Yes. infrastructure. The big problem is that most schools in Clark County were built decades ago, when student shootings weren’t an everyday topic on the news. That’s why Castagnino and his team will look at open courtyards, for example, and determine if there are barriers or places to hide if an attacker suddenly opens fire.
Eventually, the Academy wants to develop a system of safety rankings for schools. “There’s going to be hundreds of factors,” says Castagnino. “How far is a police station from the school? How far is a fire station from the school?

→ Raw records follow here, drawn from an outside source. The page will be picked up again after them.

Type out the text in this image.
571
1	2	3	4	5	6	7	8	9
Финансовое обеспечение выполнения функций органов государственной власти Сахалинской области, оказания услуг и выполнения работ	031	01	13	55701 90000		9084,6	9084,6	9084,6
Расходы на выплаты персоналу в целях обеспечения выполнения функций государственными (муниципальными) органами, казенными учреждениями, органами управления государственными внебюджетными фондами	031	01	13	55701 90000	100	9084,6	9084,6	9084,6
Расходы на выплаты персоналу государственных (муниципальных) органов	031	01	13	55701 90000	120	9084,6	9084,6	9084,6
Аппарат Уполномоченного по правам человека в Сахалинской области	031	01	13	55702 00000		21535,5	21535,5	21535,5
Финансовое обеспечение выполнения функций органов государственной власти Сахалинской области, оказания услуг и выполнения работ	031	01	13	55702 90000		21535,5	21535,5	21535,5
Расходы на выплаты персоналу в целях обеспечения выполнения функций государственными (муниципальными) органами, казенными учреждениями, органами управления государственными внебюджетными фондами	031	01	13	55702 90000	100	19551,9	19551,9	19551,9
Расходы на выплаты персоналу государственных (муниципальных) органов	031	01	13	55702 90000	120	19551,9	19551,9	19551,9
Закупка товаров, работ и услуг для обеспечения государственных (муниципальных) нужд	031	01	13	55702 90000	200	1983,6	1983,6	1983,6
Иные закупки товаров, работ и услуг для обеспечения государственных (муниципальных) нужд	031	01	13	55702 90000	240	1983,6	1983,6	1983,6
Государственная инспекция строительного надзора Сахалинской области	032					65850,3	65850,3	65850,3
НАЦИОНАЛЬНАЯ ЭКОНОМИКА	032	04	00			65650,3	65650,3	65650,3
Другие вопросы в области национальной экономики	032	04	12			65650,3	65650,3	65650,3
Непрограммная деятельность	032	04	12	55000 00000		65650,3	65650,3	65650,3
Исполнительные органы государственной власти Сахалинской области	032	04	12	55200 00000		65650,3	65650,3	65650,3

How far away is a hospital?”
It’s all about retaining and expanding levels of deterrents. Not just doing everything possible to prevent school violence, but to minimize casualties if an attack does take place.
“We’re not here to replace law enforcement by any means,” Castagnino is quick to point out. “We want to work with law enforcement and use our research to build a program that makes schools a lot safer than they are right now.”
Las Vegas is one of just 127 cities that has a dedicated police force for schools. Capt. Young says the initial concept of the Clark County School District Police Department had been around since the late 60s, with activities and training in place, before full police powers were granted in 1989. Officers take part in active shooter drills at least once a year and are frequently assigned to patrol school grounds. There’s no private security on a school campus. It’s either a police officer or campus security monitors who operate under the school district umbrella.
“They handle traditional hall monitor duties,” says Capt. Young. “They act as eyes and ears. They assist in various duties that are not law enforcement-related.”
And they aren’t armed. Neither are teachers. It’s one of the few hot-button political topics the academy takes a stand on.
“It’s not a good idea to give teachers weapons,” says Castagnino. “We’d rather have them in the hands of law enforcement professionals who know how to make quick decisions.”
The neverending debate on the issue seems to intensify whenever yet another school shooting makes national headlines. However, the May 18 attack on a high school in Santa Fe, Texas, reflects a new level of danger that should have parents terrified. Police say the 17-year-old suspect behind the deadly shooting also left undetonated explosive devices on school grounds and in a nearby building.
“Explosives need to be talked about,” says Castagnino, who notes their use is alarmingly common on a global scale. “We think it’s going to happen sooner rather than later and schools need to be prepared for an attack like that.”
While a gun requires an attacker to be physically present in order to pull the trigger, a bomb can be detonated remotely. “Not only do you have the human element where a lot of students can be killed, but there’s also the physical damage to the structure,” adds Castagnino. “A school might be shut down for six months because there’s an explosion that went off inside the building.”
That’s not all. The Academy says drones have the potential to pose a threat and as the lines between “school shooter” and “terrorist” continue to blur, electrical grids and cybersecurity are also at risk.
These are heavy topics — and something young students shouldn’t have to spend time worrying about. The same 14-year-old student who thought the Snapchat video suspect was just being stupid, says she feels safe at school, but believes more can be done — and has at least one suggestion.
“Lock the doors,” she says. “Nothing’s ever locked except for the classrooms.”
It may seem like a small thing, but Jon Castagnino says doors make a difference.
“If they’re locked properly, it’s the number-one deterrent,” he says. “If they’re left open, it’s the number-one opportunity for somebody to execute an attack.”
Unfortunately, the small things are just the beginning. It’s time to look at a bigger picture.